Now, four years later, I have filled up six journals cover to cover with writing. That’s a few novels worth of material. I’ve always used Moleskin journals because they are minimalist and clean, without any frills.
Each one is 240 pages, and with the size of my handwriting, I can fit in just over 500 words per page. I usually fill up one full page per day; sometimes I’ll write two or three pages. It varies, but I have come to never miss a day of journaling.
500 words per day is 3500 per week, which comes out to 182,000 words per year. A typical fiction novel usually lands between 70,000 words and 90,000 words — in other words, one page a day in a journal is equivalent in length to a couple novels of average length.
Writing is, fundamentally, a means of thinking on paper. Piecing words together happens perpetually within our minds, but extracting those words and cementing them in reality happens only when we write them down.
This is what makes journaling each day so beneficial. Placing your thoughts on paper and being able to reread them back, tangible manifestations of your thinking right there before your eyes.

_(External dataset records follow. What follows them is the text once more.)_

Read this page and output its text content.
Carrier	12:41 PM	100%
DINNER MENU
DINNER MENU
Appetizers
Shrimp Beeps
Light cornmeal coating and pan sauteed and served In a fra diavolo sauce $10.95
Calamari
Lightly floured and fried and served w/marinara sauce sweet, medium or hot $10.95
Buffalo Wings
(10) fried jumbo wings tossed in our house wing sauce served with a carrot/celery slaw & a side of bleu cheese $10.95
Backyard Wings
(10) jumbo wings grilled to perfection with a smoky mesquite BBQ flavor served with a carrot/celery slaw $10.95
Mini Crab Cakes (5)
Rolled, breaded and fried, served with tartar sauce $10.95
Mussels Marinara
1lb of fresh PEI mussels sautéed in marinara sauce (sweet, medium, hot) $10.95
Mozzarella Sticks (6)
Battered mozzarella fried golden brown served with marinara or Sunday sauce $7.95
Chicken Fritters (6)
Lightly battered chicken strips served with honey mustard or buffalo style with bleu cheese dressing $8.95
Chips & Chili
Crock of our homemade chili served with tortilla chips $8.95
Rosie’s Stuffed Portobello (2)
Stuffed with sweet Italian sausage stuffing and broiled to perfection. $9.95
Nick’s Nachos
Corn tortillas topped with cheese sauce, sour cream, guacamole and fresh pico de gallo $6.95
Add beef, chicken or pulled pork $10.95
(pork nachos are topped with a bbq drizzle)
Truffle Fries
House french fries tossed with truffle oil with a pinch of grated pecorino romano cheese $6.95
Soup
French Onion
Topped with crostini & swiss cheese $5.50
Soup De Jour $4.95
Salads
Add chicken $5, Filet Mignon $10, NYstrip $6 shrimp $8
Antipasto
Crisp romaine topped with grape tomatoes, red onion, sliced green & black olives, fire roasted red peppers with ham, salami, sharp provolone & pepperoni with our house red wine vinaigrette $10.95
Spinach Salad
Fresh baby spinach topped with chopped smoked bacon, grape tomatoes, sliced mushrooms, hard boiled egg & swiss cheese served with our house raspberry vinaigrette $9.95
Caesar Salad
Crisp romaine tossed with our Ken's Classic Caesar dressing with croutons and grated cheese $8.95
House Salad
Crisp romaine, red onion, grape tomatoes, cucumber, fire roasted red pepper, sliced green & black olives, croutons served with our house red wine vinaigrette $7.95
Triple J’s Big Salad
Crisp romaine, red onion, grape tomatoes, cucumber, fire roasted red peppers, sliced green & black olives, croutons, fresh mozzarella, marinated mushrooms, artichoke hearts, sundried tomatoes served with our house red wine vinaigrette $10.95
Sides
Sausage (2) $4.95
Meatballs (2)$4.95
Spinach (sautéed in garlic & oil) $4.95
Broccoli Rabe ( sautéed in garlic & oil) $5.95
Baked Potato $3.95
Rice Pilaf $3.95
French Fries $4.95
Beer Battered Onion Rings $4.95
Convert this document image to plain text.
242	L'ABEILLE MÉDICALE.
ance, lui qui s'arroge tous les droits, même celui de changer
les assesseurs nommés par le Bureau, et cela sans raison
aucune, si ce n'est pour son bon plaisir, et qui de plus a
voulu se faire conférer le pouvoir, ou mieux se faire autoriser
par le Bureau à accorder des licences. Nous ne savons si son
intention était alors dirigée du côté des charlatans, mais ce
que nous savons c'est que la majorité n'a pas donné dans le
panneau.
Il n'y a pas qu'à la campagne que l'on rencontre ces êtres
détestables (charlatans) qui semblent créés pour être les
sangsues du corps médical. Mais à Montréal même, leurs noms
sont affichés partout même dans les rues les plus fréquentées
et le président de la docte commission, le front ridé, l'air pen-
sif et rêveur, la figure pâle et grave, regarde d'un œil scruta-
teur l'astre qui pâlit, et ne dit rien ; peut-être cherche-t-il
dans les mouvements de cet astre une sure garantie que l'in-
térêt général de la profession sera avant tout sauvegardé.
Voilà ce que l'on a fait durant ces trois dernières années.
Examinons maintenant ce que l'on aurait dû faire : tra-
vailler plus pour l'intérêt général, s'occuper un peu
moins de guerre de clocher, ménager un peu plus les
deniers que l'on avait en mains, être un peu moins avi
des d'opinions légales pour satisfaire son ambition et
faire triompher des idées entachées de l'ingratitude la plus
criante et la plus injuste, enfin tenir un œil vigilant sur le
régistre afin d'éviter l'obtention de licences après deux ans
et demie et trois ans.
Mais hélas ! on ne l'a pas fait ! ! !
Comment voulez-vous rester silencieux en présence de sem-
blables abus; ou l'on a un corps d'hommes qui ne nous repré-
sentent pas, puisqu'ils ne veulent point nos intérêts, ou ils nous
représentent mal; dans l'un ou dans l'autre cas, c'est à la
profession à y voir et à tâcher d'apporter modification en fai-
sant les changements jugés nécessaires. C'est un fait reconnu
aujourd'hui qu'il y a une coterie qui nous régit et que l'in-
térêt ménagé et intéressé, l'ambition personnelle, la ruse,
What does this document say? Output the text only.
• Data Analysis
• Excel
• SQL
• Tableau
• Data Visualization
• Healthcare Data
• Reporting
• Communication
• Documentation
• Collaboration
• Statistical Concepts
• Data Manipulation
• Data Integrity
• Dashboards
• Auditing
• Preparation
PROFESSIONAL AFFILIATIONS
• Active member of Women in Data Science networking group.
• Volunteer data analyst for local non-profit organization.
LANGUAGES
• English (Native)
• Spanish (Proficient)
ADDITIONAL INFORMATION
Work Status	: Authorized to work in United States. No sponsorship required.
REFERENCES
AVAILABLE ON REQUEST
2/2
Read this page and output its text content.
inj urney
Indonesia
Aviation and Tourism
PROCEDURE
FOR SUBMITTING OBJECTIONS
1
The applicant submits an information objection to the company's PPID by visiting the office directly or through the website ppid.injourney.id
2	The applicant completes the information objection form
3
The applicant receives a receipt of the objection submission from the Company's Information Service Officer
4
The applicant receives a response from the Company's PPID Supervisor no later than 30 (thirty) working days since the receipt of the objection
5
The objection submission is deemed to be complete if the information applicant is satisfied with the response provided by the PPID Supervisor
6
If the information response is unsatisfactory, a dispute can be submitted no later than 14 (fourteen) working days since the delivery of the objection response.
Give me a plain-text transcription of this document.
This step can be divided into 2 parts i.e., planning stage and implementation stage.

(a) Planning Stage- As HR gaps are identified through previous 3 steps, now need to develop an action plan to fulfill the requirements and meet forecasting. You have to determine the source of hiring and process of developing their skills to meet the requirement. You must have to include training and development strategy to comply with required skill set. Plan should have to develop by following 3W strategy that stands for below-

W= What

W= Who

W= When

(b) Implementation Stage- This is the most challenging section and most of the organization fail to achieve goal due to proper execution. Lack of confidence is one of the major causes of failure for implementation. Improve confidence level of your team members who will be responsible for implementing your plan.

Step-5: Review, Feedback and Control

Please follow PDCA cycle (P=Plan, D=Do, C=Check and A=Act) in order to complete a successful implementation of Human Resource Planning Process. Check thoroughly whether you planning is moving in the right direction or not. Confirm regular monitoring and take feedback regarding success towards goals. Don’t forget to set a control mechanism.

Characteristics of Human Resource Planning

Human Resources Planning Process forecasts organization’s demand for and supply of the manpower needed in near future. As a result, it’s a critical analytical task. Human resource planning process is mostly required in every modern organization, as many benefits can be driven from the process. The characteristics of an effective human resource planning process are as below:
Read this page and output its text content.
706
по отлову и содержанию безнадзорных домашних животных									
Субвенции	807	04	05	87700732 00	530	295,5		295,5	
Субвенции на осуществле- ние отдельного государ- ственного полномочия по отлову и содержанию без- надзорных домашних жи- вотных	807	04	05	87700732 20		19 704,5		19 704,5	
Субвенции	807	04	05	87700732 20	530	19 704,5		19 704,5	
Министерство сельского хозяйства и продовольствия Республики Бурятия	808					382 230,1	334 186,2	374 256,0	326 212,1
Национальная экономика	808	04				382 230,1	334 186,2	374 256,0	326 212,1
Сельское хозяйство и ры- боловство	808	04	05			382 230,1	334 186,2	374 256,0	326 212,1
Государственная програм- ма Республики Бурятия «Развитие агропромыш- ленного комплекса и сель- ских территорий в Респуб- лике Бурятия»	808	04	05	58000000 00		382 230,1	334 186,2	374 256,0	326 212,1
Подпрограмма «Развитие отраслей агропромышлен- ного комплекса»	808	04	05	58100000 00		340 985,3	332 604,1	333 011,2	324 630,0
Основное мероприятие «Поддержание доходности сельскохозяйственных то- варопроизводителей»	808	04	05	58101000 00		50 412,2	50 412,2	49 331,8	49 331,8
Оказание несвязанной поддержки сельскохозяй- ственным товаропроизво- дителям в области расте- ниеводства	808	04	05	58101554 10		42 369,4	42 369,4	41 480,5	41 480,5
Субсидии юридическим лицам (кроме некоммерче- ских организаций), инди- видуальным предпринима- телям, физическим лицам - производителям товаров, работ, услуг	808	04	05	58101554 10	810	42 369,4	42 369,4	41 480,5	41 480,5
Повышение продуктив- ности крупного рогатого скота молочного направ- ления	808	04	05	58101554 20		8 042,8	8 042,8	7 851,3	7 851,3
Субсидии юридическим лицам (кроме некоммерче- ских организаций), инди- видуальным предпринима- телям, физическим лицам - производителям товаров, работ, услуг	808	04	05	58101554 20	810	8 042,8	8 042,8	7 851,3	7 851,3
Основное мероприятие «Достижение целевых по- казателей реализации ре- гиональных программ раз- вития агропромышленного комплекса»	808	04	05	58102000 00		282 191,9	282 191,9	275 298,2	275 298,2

It is difficult to think clearly, but writing in a journal helps you process thoughts and expunge ideas that have been buried in your mind. The words and thoughts that were once jumbled and cluttered in your vacuous mind can become reflections on paper to ponder over.
Keeping a journal is one way to add to your creative process as well. Try to sit down and write for 10 minutes without thinking about it. Just let the words fall out of your pen. See what happens.
This allows you to write whatever you want, whatever happens to be on your mind in that moment. It provides a landscape to paint over freely, without reservation or hesitation.
If you provide yourself with a prompt each day it may begin to feel like a chore as if you had to answer questions or answer to someone else. I always write freely and, in a way, unconsciously. My words are not premeditated and usually I can surprise myself with what comes out on paper.
Sometimes I write about my day or the day prior; sometimes I write about things I’d like to do or things I’d not like to do; sometimes I write about the things I am grateful for.
The beauty is that there are no rules.
It is therapeutic and cathartic to simply let your mind wander and create words and ideas and notions. Rarely do we get this opportunity in day to day life; a journal provides ultimate intellectual freedom.
In ten minutes per day, you can achieve a clarity and mental placidity that would otherwise be unattainable. Producing words on paper with such regularity also leads to a higher verbal ability, articulation, and vocabulary.
The habit is as intelligent as it is calming.
Start writing in a journal each morning when you wake up and you will begin each day productively, therapeutically, and intelligently.